This blog has been an experiment in keeping a regular journal. Physical journals have always started out strong but end up getting abandoned about a month in. I hoped that finding a community that offers inspiration as well as accountability would be just what I needed, and so far it has. Case and point: Sometimes Sweet's journal days.
The older we get, the more certain we get about who we are and what our purpose is. For me, a lot of it is still unknown, but as I make my way down my own path, I have begun to realize that there are indeed some inevitable truths that I know for sure. On your own blog, write a post that talks about "the one thing you know for sure."

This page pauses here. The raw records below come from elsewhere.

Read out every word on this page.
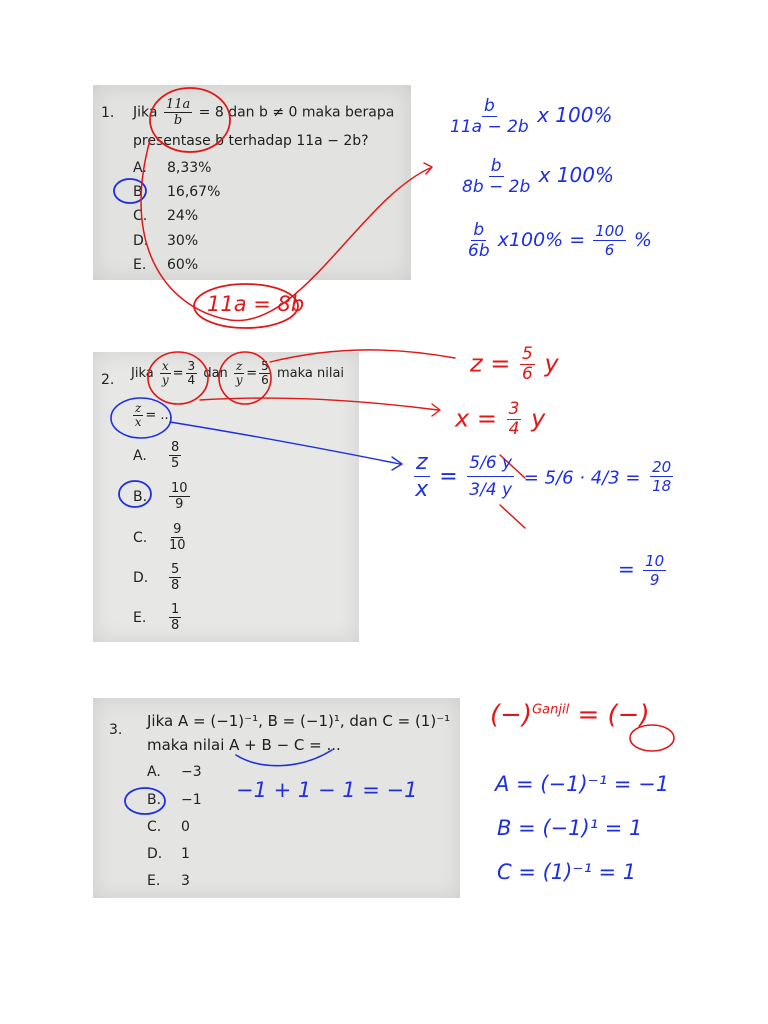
1. Jika $\frac{11a}{b} = 8$ dan b ≠ 0 maka berapa
presentase b terhadap 11a − 2b?
A. 8,33%
B. 16,67%
C. 24%
D. 30%
E. 60%
2. Jika $\frac{x}{y} = \frac{3}{4}$ dan $\frac{z}{y} = \frac{5}{6}$ maka nilai
$\frac{z}{x}$ = ...
A. $\frac{8}{5}$
B. $\frac{10}{9}$
C. $\frac{9}{10}$
D. $\frac{5}{8}$
E. $\frac{1}{8}$
3. Jika A = (−1)⁻¹, B = (−1)¹, dan C = (1)⁻¹
maka nilai A + B − C = ...
A. −3
B. −1
C. 0
D. 1
E. 3
$\frac{b}{11a - 2b}$ x 100%
$\frac{b}{8b - 2b}$ x 100%
$\frac{b}{6b} x100\% = \frac{100}{6}$ %
11a = 8b
$z = \frac{5}{6}$ y
$x = \frac{3}{4}$ y
$\frac{z}{x} = \frac{5/6 y}{3/4 y} = 5/6 \cdot 4/3 = \frac{20}{18}$
= $\frac{10}{9}$
−1 + 1 − 1 = −1
$(-)^{Ganjil}$ = (−)
A = (−1)⁻¹ = −1
B = (−1)¹ = 1
C = (1)⁻¹ = 1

Nobody prepares you for life after college. It's been almost three years (oh. my. god.), and I still remember that first year fresh out vividly. It was tough. There was a lot of crying, worrying, and general uncertainty. I was a bartender at the time, and I felt left behind by my graduating class and friends. I felt stuck in my internship and restaurant job; I felt like I would forever feel like I was in college without actually being in college. Since then, I've gotten a real job and started expanding my hopes for my career. I've surprised myself as to what I can overcome, especially when it came to mental roadblocks and self-doubt. And no matter how unsure I am about where I'll be in five or ten years, I know that I will always appreciate the little things in life. Whether I'm still working at my current job or I own a bakery, I know that I will love waking with the sun, sitting on my back porch, lying in the grass reading a book, and sharing a meal with friends. Even when I can't find joy in what pays the bills or I feel frustrated and stuck in my discipline, I know that at the end of the day, a good short story or conversation or letter written can lift my spirits to dust off and try again.
I've always known that I wouldn't make a lot of money, and knowing the amount of joy that I can find in the smallest, free-est things has always comforted me.